Three-Dimensional Rendezvous Controls of Multiple Robots with Amplitude-Only Measurements in Cluttered Underwater Environments

Abstract

This study addresses multi-robot distributed rendezvous controls in cluttered underwater environments with many unknown obstacles. In underwater environments, a Unmanned Underwater Vehicle (UUV) cannot localize itself, since a Global Positioning System (GPS) is not available. Assume that each UUV has multiple signal intensity sensors surrounding it. Multiple intensity sensors on a UUV can only measure the amplitude of signals generated from its neighbor UUVs. We prove that multiple UUVs with bounded speed converge to a designated rendezvous point, while maintaining the connectivity of the communication network. This study further discusses a fault detection method, which detects faulty UUVs based on local sensing measurements. In addition, the proposed rendezvous control is adaptive to communication link failure or invisible UUVs.
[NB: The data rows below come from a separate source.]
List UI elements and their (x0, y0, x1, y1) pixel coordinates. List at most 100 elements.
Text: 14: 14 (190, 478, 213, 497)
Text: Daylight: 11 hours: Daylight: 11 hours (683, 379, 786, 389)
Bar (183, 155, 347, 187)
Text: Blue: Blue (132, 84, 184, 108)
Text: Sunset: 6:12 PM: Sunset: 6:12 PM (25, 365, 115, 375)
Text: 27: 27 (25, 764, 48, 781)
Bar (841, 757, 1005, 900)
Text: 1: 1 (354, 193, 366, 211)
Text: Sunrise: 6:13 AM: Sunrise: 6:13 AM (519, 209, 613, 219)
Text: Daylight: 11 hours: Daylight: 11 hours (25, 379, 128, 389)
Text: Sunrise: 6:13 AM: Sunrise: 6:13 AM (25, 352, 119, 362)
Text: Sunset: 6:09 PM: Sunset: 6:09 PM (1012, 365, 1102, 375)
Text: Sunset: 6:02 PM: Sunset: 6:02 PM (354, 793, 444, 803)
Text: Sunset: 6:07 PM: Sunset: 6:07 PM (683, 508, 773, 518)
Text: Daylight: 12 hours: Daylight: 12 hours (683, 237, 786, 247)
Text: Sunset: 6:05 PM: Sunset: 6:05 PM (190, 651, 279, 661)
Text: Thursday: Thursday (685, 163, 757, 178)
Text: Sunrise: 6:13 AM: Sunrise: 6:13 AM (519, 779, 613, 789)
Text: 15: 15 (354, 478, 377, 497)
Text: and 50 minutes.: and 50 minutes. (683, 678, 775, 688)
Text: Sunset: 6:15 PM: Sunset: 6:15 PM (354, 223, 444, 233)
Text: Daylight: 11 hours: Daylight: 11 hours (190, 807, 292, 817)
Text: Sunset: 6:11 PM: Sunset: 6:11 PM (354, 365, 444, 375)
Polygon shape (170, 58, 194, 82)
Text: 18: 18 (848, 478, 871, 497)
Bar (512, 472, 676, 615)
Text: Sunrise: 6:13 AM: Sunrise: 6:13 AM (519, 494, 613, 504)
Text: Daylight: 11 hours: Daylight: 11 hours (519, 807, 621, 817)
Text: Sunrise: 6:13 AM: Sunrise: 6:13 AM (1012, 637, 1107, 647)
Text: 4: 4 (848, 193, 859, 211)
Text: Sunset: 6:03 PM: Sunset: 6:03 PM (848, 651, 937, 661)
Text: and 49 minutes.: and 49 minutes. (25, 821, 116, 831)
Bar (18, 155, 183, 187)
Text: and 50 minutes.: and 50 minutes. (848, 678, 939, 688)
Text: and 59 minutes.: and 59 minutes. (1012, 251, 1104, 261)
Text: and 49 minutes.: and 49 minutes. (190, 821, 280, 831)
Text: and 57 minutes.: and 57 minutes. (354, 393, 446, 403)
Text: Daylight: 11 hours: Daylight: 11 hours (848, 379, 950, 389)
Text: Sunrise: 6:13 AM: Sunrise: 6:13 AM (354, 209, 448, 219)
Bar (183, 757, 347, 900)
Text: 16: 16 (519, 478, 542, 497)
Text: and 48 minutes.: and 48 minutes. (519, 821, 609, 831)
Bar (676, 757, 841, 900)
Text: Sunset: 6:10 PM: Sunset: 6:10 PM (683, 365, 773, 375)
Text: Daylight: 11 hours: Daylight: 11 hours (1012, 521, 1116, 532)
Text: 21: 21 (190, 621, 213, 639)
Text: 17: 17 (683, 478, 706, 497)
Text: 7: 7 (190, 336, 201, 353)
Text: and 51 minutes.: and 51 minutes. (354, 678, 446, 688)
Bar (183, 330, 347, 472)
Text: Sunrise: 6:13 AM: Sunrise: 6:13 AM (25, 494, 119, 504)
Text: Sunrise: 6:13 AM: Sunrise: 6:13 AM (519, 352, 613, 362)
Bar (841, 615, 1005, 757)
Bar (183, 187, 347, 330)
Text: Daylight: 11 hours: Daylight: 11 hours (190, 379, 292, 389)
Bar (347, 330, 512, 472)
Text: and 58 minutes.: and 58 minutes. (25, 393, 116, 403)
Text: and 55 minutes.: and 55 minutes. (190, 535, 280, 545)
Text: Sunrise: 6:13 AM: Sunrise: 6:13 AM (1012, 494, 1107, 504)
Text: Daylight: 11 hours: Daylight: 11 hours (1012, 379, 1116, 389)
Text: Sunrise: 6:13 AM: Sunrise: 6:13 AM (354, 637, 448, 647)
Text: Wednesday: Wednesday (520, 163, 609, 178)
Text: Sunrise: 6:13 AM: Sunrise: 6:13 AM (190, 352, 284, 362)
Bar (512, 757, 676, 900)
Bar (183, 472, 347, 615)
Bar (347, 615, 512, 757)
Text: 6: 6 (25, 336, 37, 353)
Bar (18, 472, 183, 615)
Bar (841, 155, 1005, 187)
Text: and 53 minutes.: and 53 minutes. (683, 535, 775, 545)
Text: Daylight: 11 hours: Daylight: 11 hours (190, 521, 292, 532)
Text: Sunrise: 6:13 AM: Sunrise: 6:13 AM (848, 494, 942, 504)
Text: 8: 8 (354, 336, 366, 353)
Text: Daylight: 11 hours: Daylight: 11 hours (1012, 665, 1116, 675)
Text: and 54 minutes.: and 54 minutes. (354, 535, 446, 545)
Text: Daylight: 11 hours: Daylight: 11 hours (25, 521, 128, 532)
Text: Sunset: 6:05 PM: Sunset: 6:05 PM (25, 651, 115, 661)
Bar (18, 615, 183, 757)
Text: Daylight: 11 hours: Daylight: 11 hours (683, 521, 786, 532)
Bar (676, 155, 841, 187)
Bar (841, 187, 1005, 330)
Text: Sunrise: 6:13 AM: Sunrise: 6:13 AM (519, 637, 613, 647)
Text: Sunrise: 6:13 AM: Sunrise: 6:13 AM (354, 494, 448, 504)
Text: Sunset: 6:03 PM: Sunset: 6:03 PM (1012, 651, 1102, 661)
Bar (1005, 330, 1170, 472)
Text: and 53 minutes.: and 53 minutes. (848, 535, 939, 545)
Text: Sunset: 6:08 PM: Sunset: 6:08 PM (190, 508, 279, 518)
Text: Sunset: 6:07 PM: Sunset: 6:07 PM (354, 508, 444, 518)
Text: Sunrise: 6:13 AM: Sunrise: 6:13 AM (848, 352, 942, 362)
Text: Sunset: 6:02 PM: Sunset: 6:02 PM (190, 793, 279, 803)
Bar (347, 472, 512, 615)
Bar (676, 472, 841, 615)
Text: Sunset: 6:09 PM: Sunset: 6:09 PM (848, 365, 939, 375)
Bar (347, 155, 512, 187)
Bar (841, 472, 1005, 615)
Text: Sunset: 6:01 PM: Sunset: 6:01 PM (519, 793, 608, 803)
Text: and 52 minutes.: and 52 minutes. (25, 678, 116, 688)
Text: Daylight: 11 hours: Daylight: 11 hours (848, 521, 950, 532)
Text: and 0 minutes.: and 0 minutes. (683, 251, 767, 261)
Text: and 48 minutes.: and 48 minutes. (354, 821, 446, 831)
Note that communication link failure or invisible UUVs can happen due to unknown obstacles in the workspace. As far as we know, our study is novel in developing 3D coordinate-free distributed rendezvous control, considering underwater robots that can only measure the amplitude of signals emitted from neighboring robots. The proposed rendezvous algorithms are provably complete, and the effectiveness of the proposed rendezvous algorithms is demonstrated under MATLAB simulations.